Let us soberly remind ourselves that ever sin we commit is no small matter; there are no “peccadilloes!” The smallest sin deserves God’s just wrath and eternal punishment. “Behold, how great a matter a little fire kindleth!” (James 3:5, KJV). In breaking the Law of God through disobedience in these points, our first parents (and we in them! Psa. 51:5; Rom. 5:12-14) were guilty of breaking all of the Law: “For whoever keeps the whole law but fails in one point has become accountable for all of it.” – James 2:10. But God in His mercy, sent His Beloved Son to keep the Law in our place, and to die under the curse of it!

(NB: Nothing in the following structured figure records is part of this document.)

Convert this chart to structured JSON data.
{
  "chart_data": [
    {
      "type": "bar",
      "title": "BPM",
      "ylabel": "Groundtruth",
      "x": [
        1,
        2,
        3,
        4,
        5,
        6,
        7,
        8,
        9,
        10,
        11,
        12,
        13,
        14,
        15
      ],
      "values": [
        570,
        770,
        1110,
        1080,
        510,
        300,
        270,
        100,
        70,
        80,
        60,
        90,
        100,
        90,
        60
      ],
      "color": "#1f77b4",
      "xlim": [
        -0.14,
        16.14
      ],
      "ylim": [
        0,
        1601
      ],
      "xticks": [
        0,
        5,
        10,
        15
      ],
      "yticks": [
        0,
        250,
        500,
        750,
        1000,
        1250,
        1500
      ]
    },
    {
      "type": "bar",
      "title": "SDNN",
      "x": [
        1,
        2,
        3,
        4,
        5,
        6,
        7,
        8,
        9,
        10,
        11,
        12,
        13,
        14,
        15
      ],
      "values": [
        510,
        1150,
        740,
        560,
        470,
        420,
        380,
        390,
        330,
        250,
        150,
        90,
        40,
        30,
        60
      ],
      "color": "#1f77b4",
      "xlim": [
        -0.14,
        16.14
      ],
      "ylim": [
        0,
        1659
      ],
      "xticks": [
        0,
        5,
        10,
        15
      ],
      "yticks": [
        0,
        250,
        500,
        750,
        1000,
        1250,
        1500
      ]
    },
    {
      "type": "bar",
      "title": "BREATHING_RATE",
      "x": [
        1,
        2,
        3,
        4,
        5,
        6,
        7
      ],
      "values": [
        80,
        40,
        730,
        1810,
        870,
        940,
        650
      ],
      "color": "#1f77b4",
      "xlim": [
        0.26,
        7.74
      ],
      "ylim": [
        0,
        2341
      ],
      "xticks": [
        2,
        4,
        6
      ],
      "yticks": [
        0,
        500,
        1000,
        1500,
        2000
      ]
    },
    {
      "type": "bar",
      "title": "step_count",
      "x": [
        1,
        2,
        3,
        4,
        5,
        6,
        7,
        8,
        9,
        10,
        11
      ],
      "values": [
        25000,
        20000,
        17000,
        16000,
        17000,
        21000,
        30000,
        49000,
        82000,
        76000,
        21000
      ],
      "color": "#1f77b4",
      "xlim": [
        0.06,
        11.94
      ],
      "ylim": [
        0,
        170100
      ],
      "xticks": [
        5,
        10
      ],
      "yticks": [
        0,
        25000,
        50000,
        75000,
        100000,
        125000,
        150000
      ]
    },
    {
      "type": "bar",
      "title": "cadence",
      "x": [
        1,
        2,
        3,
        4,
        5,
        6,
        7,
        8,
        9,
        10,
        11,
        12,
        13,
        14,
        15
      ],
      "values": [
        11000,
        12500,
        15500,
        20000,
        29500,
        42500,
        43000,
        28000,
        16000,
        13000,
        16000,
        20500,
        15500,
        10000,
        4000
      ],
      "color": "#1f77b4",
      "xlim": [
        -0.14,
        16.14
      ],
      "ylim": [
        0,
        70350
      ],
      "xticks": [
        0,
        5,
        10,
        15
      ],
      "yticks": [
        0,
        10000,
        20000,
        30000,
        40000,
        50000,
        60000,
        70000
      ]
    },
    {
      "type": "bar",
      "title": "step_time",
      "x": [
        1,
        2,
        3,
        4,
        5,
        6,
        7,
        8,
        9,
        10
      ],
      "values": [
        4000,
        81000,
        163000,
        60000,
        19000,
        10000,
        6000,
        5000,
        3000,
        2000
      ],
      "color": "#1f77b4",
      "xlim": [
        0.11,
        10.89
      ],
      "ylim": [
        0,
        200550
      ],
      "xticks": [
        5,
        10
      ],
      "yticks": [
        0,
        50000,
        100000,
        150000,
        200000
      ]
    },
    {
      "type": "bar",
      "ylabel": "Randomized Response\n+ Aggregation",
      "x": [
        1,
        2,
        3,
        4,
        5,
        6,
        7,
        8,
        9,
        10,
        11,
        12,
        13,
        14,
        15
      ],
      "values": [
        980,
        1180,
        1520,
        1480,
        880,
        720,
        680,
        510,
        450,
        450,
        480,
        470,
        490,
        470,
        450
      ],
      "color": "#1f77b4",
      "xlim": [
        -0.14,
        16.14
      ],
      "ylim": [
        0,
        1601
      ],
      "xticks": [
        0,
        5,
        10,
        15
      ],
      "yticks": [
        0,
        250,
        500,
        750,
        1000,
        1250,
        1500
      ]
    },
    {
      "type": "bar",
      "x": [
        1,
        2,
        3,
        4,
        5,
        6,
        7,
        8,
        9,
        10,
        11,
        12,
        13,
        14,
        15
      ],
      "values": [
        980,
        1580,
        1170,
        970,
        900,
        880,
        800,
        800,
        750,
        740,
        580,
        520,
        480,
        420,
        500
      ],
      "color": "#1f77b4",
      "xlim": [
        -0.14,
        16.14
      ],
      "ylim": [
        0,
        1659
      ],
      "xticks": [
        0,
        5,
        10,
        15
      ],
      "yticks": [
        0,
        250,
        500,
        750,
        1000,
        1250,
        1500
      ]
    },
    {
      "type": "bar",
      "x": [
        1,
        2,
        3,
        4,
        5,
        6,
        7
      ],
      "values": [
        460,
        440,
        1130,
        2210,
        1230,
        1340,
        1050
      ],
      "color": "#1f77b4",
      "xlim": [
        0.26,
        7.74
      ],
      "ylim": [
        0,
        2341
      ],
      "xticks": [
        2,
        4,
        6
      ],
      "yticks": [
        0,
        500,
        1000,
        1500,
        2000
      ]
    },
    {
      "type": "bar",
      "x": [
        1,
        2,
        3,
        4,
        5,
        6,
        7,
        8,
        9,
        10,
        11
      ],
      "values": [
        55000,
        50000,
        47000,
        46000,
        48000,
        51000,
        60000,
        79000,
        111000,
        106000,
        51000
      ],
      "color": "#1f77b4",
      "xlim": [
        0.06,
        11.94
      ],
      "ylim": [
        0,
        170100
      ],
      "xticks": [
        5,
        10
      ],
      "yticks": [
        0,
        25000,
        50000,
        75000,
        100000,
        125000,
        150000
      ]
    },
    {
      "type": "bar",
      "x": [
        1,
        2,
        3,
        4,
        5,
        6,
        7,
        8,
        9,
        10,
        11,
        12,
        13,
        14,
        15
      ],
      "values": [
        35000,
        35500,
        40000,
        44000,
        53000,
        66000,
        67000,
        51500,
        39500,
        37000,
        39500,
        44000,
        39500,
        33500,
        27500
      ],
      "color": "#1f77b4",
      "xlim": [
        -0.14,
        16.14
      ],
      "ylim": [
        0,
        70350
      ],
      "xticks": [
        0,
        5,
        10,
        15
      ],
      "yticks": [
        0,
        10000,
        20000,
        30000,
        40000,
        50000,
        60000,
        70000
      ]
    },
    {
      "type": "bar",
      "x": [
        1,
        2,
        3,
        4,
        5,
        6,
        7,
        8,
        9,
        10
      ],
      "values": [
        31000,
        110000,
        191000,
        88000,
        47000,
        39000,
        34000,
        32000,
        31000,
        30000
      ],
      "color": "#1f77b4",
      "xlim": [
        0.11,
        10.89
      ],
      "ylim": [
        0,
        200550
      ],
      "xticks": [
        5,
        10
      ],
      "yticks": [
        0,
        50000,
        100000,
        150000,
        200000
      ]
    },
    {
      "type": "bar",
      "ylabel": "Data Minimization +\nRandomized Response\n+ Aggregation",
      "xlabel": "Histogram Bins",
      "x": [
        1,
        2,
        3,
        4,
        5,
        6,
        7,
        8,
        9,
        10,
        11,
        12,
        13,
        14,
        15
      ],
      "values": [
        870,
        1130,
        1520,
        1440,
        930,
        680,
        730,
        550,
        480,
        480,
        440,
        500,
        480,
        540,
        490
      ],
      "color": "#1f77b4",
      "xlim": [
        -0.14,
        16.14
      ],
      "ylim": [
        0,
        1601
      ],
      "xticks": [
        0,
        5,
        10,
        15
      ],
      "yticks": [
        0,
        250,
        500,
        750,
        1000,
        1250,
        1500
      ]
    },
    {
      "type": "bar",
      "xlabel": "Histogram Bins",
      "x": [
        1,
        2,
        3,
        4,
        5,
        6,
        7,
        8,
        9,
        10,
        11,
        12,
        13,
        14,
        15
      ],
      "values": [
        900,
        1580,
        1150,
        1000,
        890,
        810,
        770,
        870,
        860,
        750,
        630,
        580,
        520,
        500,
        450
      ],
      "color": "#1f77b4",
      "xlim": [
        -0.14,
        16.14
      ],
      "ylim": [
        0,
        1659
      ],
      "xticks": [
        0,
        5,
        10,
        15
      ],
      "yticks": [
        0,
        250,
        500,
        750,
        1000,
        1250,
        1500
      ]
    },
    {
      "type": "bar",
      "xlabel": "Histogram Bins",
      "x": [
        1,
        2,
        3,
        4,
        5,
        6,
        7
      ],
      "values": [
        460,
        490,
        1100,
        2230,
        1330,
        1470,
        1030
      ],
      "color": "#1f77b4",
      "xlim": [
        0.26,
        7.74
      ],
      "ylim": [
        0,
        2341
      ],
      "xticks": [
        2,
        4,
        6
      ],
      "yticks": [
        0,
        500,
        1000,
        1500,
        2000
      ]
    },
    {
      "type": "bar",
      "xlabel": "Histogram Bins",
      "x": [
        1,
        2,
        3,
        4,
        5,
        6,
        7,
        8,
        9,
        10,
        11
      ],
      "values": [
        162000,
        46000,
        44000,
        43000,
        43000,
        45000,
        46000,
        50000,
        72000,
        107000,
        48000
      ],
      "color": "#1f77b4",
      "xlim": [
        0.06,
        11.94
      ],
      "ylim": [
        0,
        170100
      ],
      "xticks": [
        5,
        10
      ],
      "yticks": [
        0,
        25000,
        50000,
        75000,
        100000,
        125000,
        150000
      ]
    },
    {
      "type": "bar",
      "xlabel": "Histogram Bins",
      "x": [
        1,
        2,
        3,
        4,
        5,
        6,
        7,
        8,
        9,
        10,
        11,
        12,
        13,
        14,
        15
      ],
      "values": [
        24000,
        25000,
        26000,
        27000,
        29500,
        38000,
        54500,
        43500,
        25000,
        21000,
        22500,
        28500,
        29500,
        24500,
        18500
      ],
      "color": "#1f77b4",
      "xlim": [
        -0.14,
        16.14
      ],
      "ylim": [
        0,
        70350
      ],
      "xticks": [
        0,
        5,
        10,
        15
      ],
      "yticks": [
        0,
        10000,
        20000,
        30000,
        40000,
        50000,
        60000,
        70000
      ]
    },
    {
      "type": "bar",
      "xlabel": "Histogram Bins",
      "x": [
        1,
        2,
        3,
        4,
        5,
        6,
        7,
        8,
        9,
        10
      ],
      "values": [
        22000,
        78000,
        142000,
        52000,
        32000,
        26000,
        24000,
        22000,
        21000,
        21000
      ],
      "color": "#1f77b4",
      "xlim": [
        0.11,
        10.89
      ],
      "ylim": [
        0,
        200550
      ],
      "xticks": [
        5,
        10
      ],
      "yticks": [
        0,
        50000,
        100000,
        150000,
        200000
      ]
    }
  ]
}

“For the grace of God hath appeared, bringing salvation to all men, instructing us, to the intent that, denying ungodliness and worldly lusts, we should live soberly and righteously and godly in this present world; looking for the blessed hope and appearing of the glory of the great God and our Savior Jesus Christ; who gave himself for us, that he might redeem us from all iniquity, and purify unto himself a people for his own possession, zealous of good works” (Tit. 2:11-14).

A Prayer: Lord God, and Father of the Lord Jesus Christ, Please forgive me for my sins. Thank you that you are faithful and just to forgive me when I transgress your law ( Jo 1:9). I deserve to die, and to be condemned under your just wrath, but you have provided Christ a Mediator for me, an Advocate, and He has died in my place as a holy propitiation (1 Jo. 2:2). Thank you, dearest and kindest King! Let me live faithfully and obediently to you according to your Holy Law (Rom. 8:3-4). In Jesus’ Holy Name, Amen.